The first two moments of the Beta-Binomial distribution are:

$$\mathbb{E}X_i = n_i {\alpha \over \alpha+\beta} $$ $$\sigma^2(X_i) = n_i{(\alpha+\beta+n_i)\alpha \beta \over (\alpha+\beta)^2(\alpha+\beta+1)}$$

The variance can be rewritten as follows: $$\sigma^2(X_i) = {n_i(\alpha+\beta)\alpha \beta \over (\alpha+\beta)^2(\alpha+\beta+1)} + {n_i^2 \alpha \beta \over (\alpha+\beta)^2(\alpha+\beta+1)}$$ $$ = {n_i\alpha \beta \over (\alpha+\beta)(\alpha+\beta+1)} + {n_i^2 \alpha \beta \over (\alpha+\beta)^2(\alpha+\beta+1)}$$

Let's define $X = \sum_{i=1}^kX_i$ and $n = \sum_{i=1}^k n_i$. Now, since the $X_i$ are independent, we know that the first two moments of the sum of the $X_i$ are just the sum of the first two moments of the individual $X_i$:

$$\mathbb{E}X = n {\alpha \over \alpha+\beta} $$ $$\sigma^2(X) = {n\alpha \beta \over (\alpha+\beta)(\alpha+\beta+1)} + {\alpha \beta \sum n_i^2 \over (\alpha+\beta)^2(\alpha+\beta+1)}$$

Equating sample moments to the two moments above results in one equation that solves for an estimate $\hat{\theta}$ of the ratio $\theta=\alpha / (\alpha+\beta)$ and another, messier, equation that can be partially written in terms of $\hat{\theta}$, $n$, and $\sum n_i^2$.

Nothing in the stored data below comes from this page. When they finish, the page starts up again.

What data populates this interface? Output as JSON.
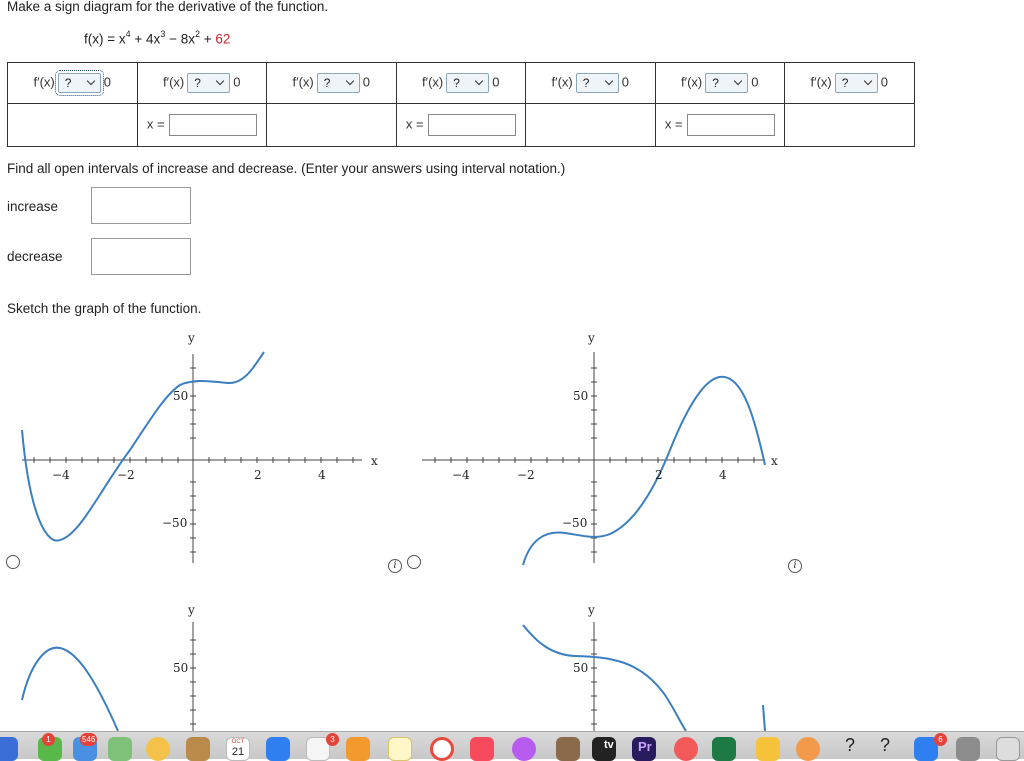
{
  "question": {
    "prompt": "Make a sign diagram for the derivative of the function.",
    "function_lhs": "f(x) = x",
    "exp4": "4",
    "plus1": " + 4x",
    "exp3": "3",
    "minus": " − 8x",
    "exp2": "2",
    "plus2": " + ",
    "constant": "62"
  },
  "sign_table": {
    "cell_label": "f′(x)",
    "select_value": "?",
    "zero": "0",
    "x_label": "x ="
  },
  "intervals": {
    "prompt": "Find all open intervals of increase and decrease. (Enter your answers using interval notation.)",
    "increase_label": "increase",
    "decrease_label": "decrease"
  },
  "sketch": {
    "prompt": "Sketch the graph of the function.",
    "x_axis_label": "x",
    "y_axis_label": "y",
    "tick_labels": {
      "m4": "−4",
      "m2": "−2",
      "p2": "2",
      "p4": "4",
      "y50": "50",
      "ym50": "−50"
    },
    "info_glyph": "i"
  },
  "dock": {
    "badges": {
      "mail": "546",
      "app1": "1",
      "app2": "3",
      "app3": "6"
    },
    "calendar_month": "OCT",
    "calendar_day": "21",
    "tv_label": "tv",
    "pr_label": "Pr",
    "q_label": "?",
    "colors": {
      "bar": "#cfcfcf"
    }
  }
}
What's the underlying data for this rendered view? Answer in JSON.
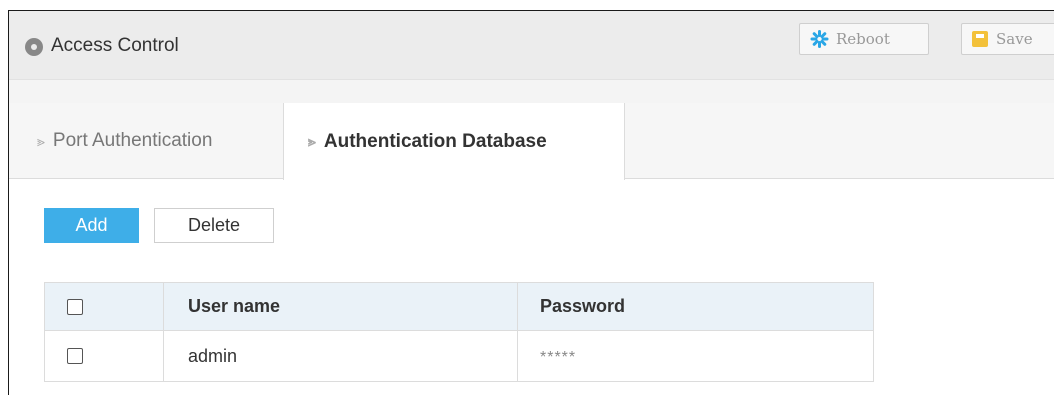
{
  "header": {
    "title": "Access Control",
    "reboot_label": "Reboot",
    "save_label": "Save"
  },
  "tabs": [
    {
      "label": "Port Authentication",
      "active": false
    },
    {
      "label": "Authentication Database",
      "active": true
    }
  ],
  "actions": {
    "add_label": "Add",
    "delete_label": "Delete"
  },
  "table": {
    "columns": [
      "User name",
      "Password"
    ],
    "rows": [
      {
        "user": "admin",
        "password": "*****"
      }
    ]
  },
  "colors": {
    "accent": "#3eaee8",
    "header_bg": "#ececec",
    "table_header_bg": "#eaf2f8",
    "save_icon": "#f3c13a"
  }
}
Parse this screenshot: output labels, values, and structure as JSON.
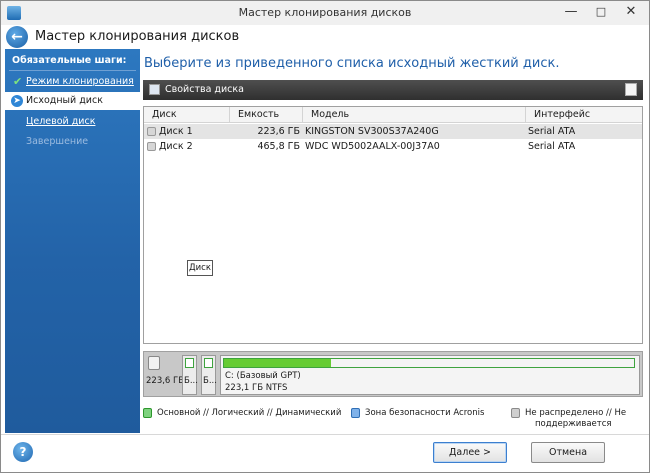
{
  "window": {
    "title": "Мастер клонирования дисков",
    "controls": {
      "minimize": "—",
      "maximize": "□",
      "close": "✕"
    }
  },
  "header": {
    "title": "Мастер клонирования дисков"
  },
  "sidebar": {
    "section_title": "Обязательные шаги:",
    "steps": [
      {
        "label": "Режим клонирования",
        "state": "done"
      },
      {
        "label": "Исходный диск",
        "state": "current"
      },
      {
        "label": "Целевой диск",
        "state": "link"
      },
      {
        "label": "Завершение",
        "state": "disabled"
      }
    ]
  },
  "main": {
    "title": "Выберите из приведенного списка исходный жесткий диск.",
    "toolbar": {
      "properties_label": "Свойства диска"
    },
    "table": {
      "columns": [
        "Диск",
        "Емкость",
        "Модель",
        "Интерфейс"
      ],
      "rows": [
        {
          "disk": "Диск 1",
          "capacity": "223,6 ГБ",
          "model": "KINGSTON SV300S37A240G",
          "interface": "Serial ATA",
          "selected": true
        },
        {
          "disk": "Диск 2",
          "capacity": "465,8 ГБ",
          "model": "WDC WD5002AALX-00J37A0",
          "interface": "Serial ATA",
          "selected": false
        }
      ]
    },
    "tooltip": "Диск"
  },
  "diskmap": {
    "size": "223,6 ГБ",
    "small_partitions": [
      "Б...",
      "Б..."
    ],
    "main_partition": {
      "line1": "C: (Базовый GPT)",
      "line2": "223,1 ГБ  NTFS",
      "used_fraction": 0.26
    }
  },
  "legend": {
    "primary": "Основной // Логический // Динамический",
    "acronis": "Зона безопасности Acronis",
    "unallocated_line1": "Не распределено // Не",
    "unallocated_line2": "поддерживается"
  },
  "footer": {
    "help": "?",
    "next": "Далее >",
    "cancel": "Отмена"
  },
  "colors": {
    "sidebar": "#2363a8",
    "title_accent": "#1f5fa9",
    "partition_fill": "#66cc33",
    "toolbar": "#3a3a3a"
  }
}
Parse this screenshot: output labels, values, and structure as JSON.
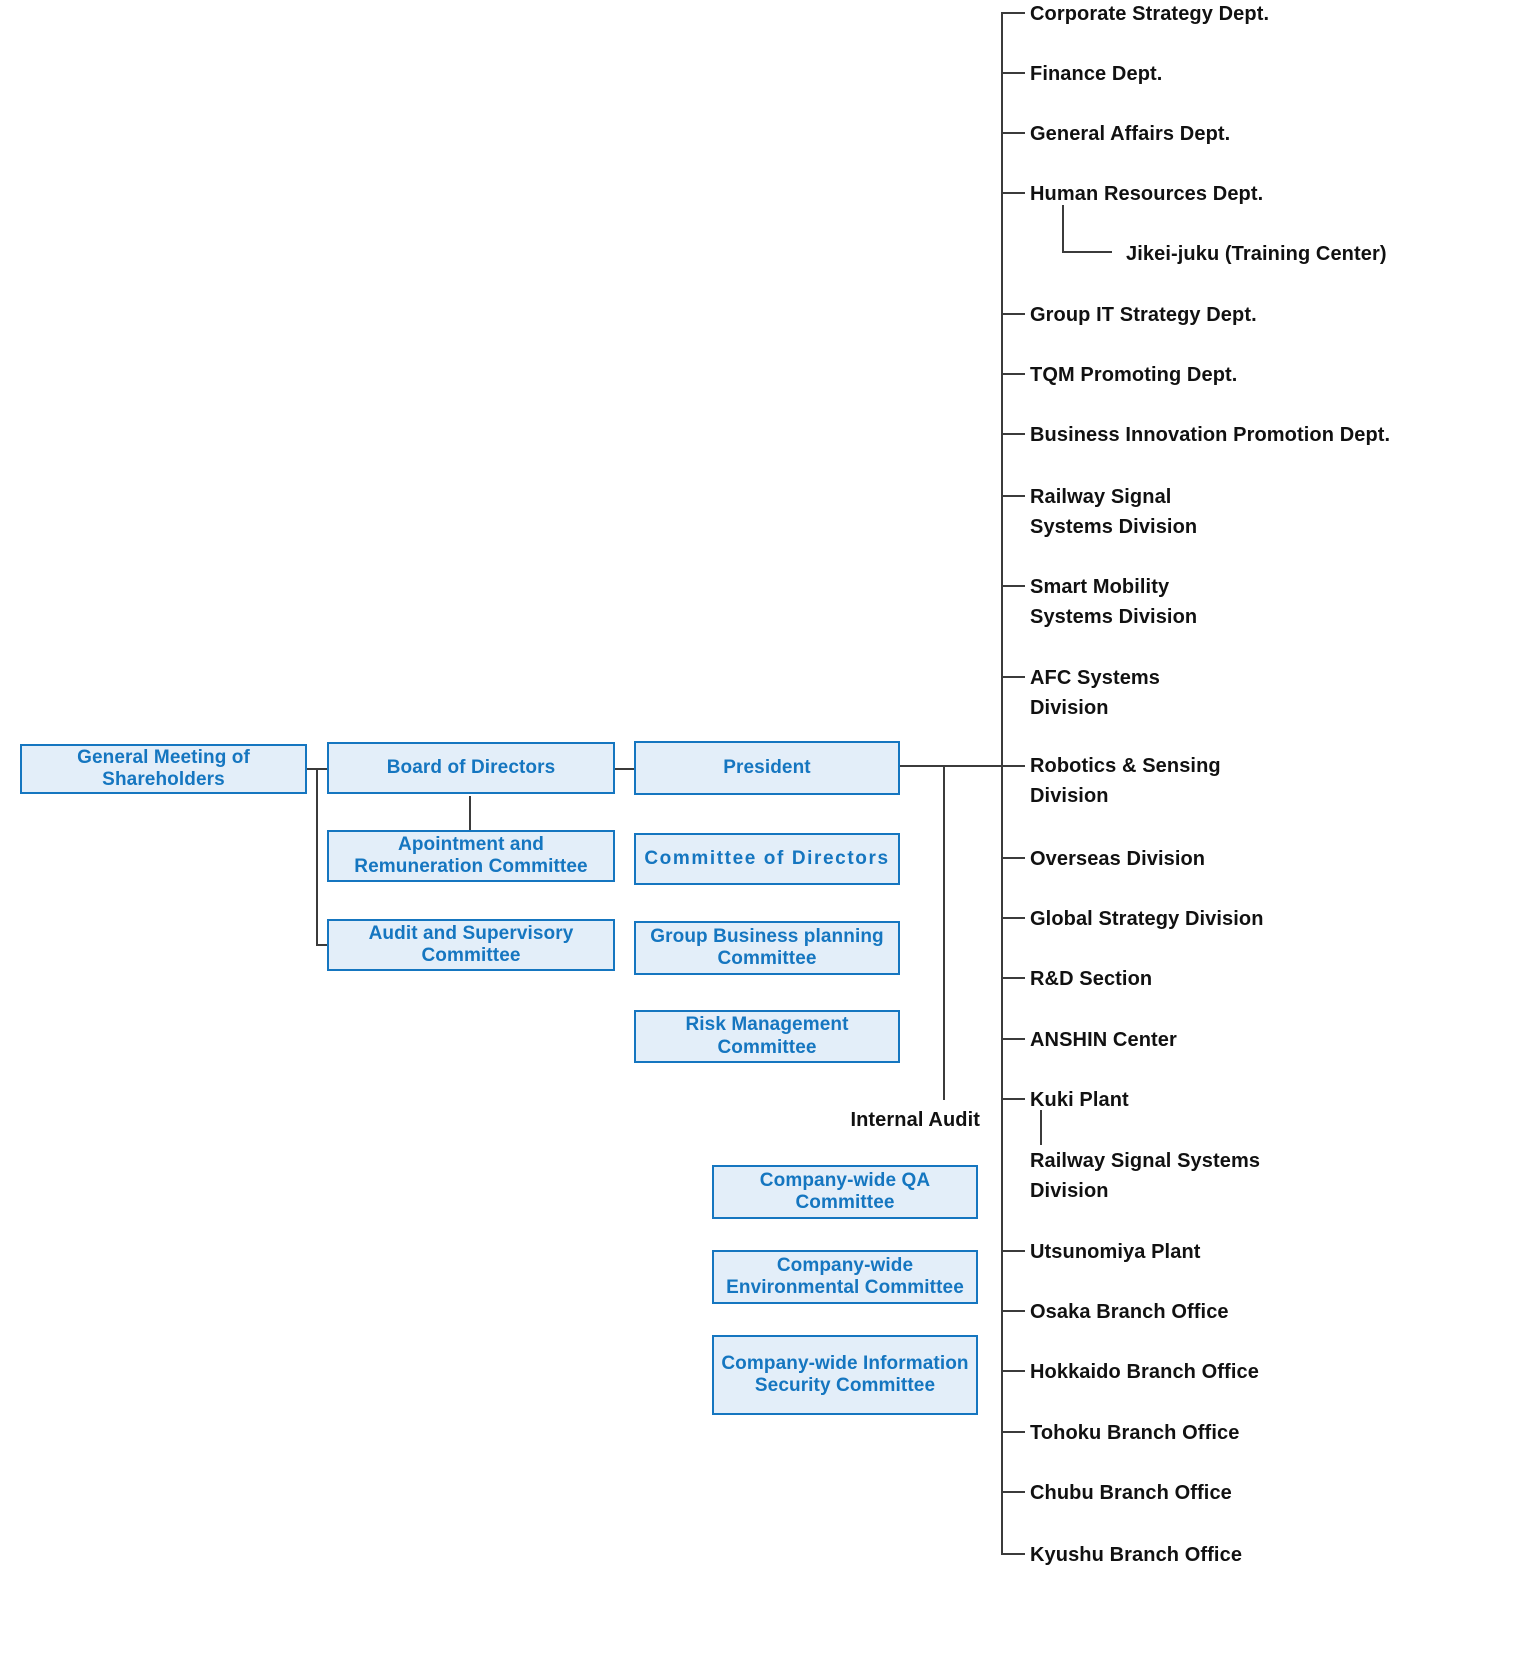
{
  "theme": {
    "box_fill": "#e3eef9",
    "box_border": "#1576c0",
    "box_text": "#1576c0",
    "leaf_text": "#111111",
    "line": "#3b3b3b",
    "background": "#ffffff"
  },
  "governance": {
    "shareholders": "General Meeting of\nShareholders",
    "board_of_directors": "Board of Directors",
    "appointment_remuneration_committee": "Apointment and\nRemuneration Committee",
    "audit_supervisory_committee": "Audit and Supervisory\nCommittee"
  },
  "executive": {
    "president": "President",
    "committee_of_directors": "Committee of Directors",
    "group_business_planning_committee": "Group Business\nplanning Committee",
    "risk_management_committee": "Risk Management\nCommittee",
    "internal_audit": "Internal Audit"
  },
  "company_wide_committees": [
    {
      "label": "Company-wide\nQA Committee"
    },
    {
      "label": "Company-wide\nEnvironmental Committee"
    },
    {
      "label": "Company-wide\nInformation Security\nCommittee"
    }
  ],
  "divisions": [
    {
      "label": "Corporate Strategy Dept."
    },
    {
      "label": "Finance Dept."
    },
    {
      "label": "General Affairs Dept."
    },
    {
      "label": "Human Resources Dept."
    },
    {
      "label": "Jikei-juku (Training Center)"
    },
    {
      "label": "Group IT Strategy Dept."
    },
    {
      "label": "TQM Promoting Dept."
    },
    {
      "label": "Business Innovation Promotion Dept."
    },
    {
      "label": "Railway Signal\nSystems Division"
    },
    {
      "label": "Smart Mobility\nSystems Division"
    },
    {
      "label": "AFC Systems\nDivision"
    },
    {
      "label": "Robotics & Sensing\nDivision"
    },
    {
      "label": "Overseas Division"
    },
    {
      "label": "Global Strategy Division"
    },
    {
      "label": "R&D Section"
    },
    {
      "label": "ANSHIN Center"
    },
    {
      "label": "Kuki Plant"
    },
    {
      "label": "Railway Signal Systems\nDivision"
    },
    {
      "label": "Utsunomiya Plant"
    },
    {
      "label": "Osaka Branch Office"
    },
    {
      "label": "Hokkaido Branch Office"
    },
    {
      "label": "Tohoku Branch Office"
    },
    {
      "label": "Chubu Branch Office"
    },
    {
      "label": "Kyushu Branch Office"
    }
  ]
}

$$\hat{\theta} = {\sum X_i \over n}$$ $$s^2(X_i) = {n\hat{\theta}\hat{\beta} +\hat{\theta}(1-\hat{\theta})\sum n_i^2 \over \hat{\alpha}+\hat{\beta}+1}$$

Some more algebra, based upon the relationship $\hat{\beta} = (1-\hat{\theta})\hat{\alpha}/\hat{\theta}$ and substitution, gets us to:

$$s^2(X_i) = {n(1-\hat{\theta})\hat{\alpha} +\hat{\theta}(1-\hat{\theta})\sum n_i^2 \over \hat{\alpha}+(1-\hat{\theta})\hat{\alpha}/\hat{\theta}+1}={n(1-\hat{\theta})\hat{\alpha} +\hat{\theta}(1-\hat{\theta})\sum n_i^2 \over \hat{\alpha}/\hat{\theta}+1}$$ $$=\hat{\theta}(1-\hat{\theta}){n\hat{\alpha} +\hat{\theta}\sum n_i^2 \over \hat{\alpha} + \hat{\theta}}$$ $$=n\hat{\theta}(1-\hat{\theta}){\hat{\alpha} +\hat{\theta}\sum n_i^2/n \over \hat{\alpha} + \hat{\theta}}$$

And a few more steps leads to: $${s^2(X_i) \over n\hat{\theta}(1-\hat{\theta})}\hat{\alpha} + \hat{\theta}=\hat{\alpha} +\hat{\theta}\sum n_i^2/n$$

$$\hat{\alpha} = \hat{\theta}\left(\sum n_i^2/n-1\right)\left({n\hat{\theta}(1-\hat{\theta})\over s^2(X_i)-n\hat{\theta}(1-\hat{\theta})}\right)$$

with some possibility I've messed up the algebra, despite a couple of checks.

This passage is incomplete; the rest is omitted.